Article by Emanuel Giordano
As we have seen in the two previous articles (part 1; part 2) there are two lineages for Oyadomari no Passai: the lineage Oyadomari> Kyan> Shimabukuro Taro and the lineage Oyadomari> Oshiro> Kinjo Hiroshi. In order to avoid repeating the introduction made in the previous article, I would go directly to a technical comparison!
I state that to simplify the comparison, I will not use the images taken from Kinjo Hiroshi's video, but those of the book “Passai, Bassai, Bassai and Bassai” (1982, Japan Karate-do Federation), since it is the same kata. I also state that for the version of Shimabukuro Taro I will use images taken from the Shubukan Shorin-ryu version. To simplify the text, the Kyan version will be called VERSION 1, while the Kinjo version will be called VERSION 2.

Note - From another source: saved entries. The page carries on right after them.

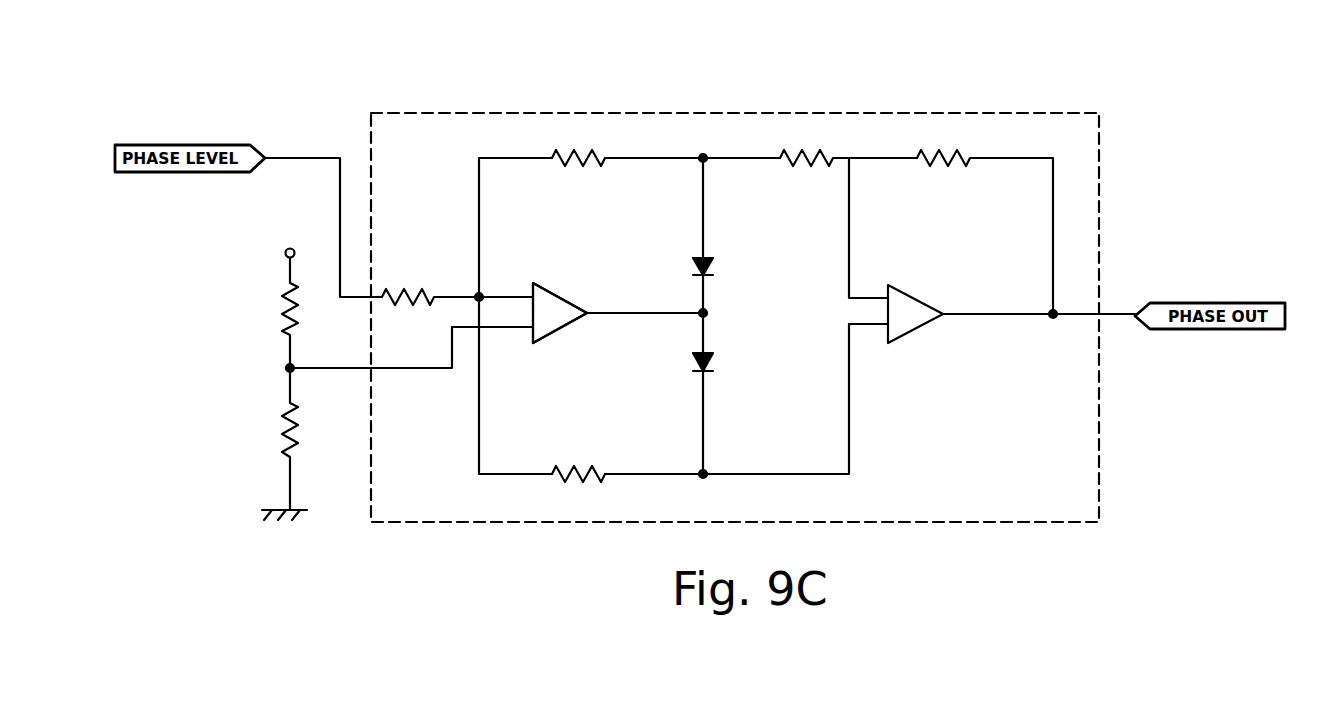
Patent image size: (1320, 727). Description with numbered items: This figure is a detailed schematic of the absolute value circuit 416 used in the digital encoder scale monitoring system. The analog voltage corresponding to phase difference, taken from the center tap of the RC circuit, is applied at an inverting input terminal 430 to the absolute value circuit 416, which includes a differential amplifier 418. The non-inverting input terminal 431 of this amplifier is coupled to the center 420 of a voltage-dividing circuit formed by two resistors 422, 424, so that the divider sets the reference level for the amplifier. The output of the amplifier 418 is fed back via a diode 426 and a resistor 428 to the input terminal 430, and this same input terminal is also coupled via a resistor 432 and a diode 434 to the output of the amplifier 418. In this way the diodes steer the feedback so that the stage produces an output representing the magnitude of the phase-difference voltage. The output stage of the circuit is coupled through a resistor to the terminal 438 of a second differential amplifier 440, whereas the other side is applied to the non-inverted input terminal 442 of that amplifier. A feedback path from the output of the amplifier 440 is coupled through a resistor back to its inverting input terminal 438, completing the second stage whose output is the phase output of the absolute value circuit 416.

The absolute value circuit 416 is at (888, 113).
The differential amplifier 418 is at (572, 302).
The center of voltage-dividing circuit 420 is at (288, 367).
The voltage-dividing circuit resistor 422 is at (290, 300).
The voltage-dividing circuit resistor 424 is at (293, 452).
The diode 426 is at (706, 354).
The resistor 428 is at (582, 466).
The inverting input terminal 430 is at (533, 296).
The non-inverting input terminal 431 is at (533, 336).
The resistor 432 is at (580, 150).
The diode 434 is at (708, 258).
The inverting input terminal 438 is at (872, 298).
The differential amplifier 440 is at (920, 302).
The non-inverted input terminal 442 is at (856, 326).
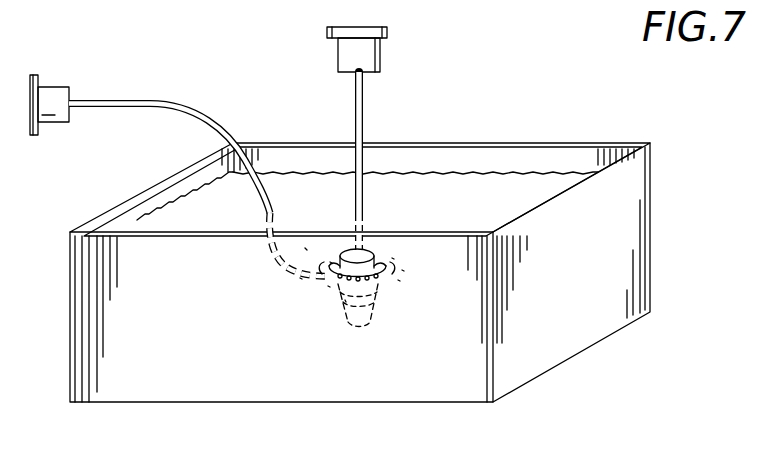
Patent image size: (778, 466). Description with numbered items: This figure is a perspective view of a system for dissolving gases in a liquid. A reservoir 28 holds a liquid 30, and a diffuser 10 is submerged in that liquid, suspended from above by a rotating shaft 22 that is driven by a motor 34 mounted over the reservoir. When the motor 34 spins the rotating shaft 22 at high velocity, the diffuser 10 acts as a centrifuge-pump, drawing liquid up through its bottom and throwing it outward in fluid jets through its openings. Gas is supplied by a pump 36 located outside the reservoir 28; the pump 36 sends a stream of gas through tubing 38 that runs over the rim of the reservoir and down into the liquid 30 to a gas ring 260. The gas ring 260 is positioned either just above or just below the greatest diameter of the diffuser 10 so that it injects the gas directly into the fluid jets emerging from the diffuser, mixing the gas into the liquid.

-The kata begins with open hands in version 1, while with closed hands in version 2. Open hands are also found in other kata, such as Itosu no Passai sho, also known as Bassai sho, Koryu Passai, Passai gwa and Gusukuma no Passai.
-The two-handed opening technique is slightly different. More similar to Matsumura no Passai (although performed from the reverse side) in version 2, more similar to kata Kusanku in version 1.
-The following sequence is that of osae-uke nukite / shuto-uchi. While in version 2 they are clearly shuto-uchi, in version 1 they are sometimes performed as shuto-uchi, sometimes as nukite (palm up). The sequence is also slightly different. Taking the starting point of the kata as a reference, in version 1 they are performed backwards, then forward, again forward (but taking a step back), and finally to the right. In version 2 the only difference lies in the fact that the techniques are performed only once facing forward, and twice facing right.
-Next we find the sequence of tsuki and chudan-uke. In version 2 there are two namigaeshi that, however, in version 1 there are not.
-The two versions continue in the same way up to the tsuki which follows the double jodan-uke. Here, in version 2, a closed-hand gedan juji-uke is performed prior to manji-uke in ukiashi-dachi, while in version 1, manji-uke in heisoku-dachi is immediately performed.
-The two kata are again identical up to the mikazuki-geri. Here the next sequence is performed frontally in version 2, while diagonally in version 1.
-The last noteworthy difference is represented by the morote-tsuki: vertical in version 1, horizontal in version 2.
Clearly version 1 ends with open hands, while version 2 with closed hands.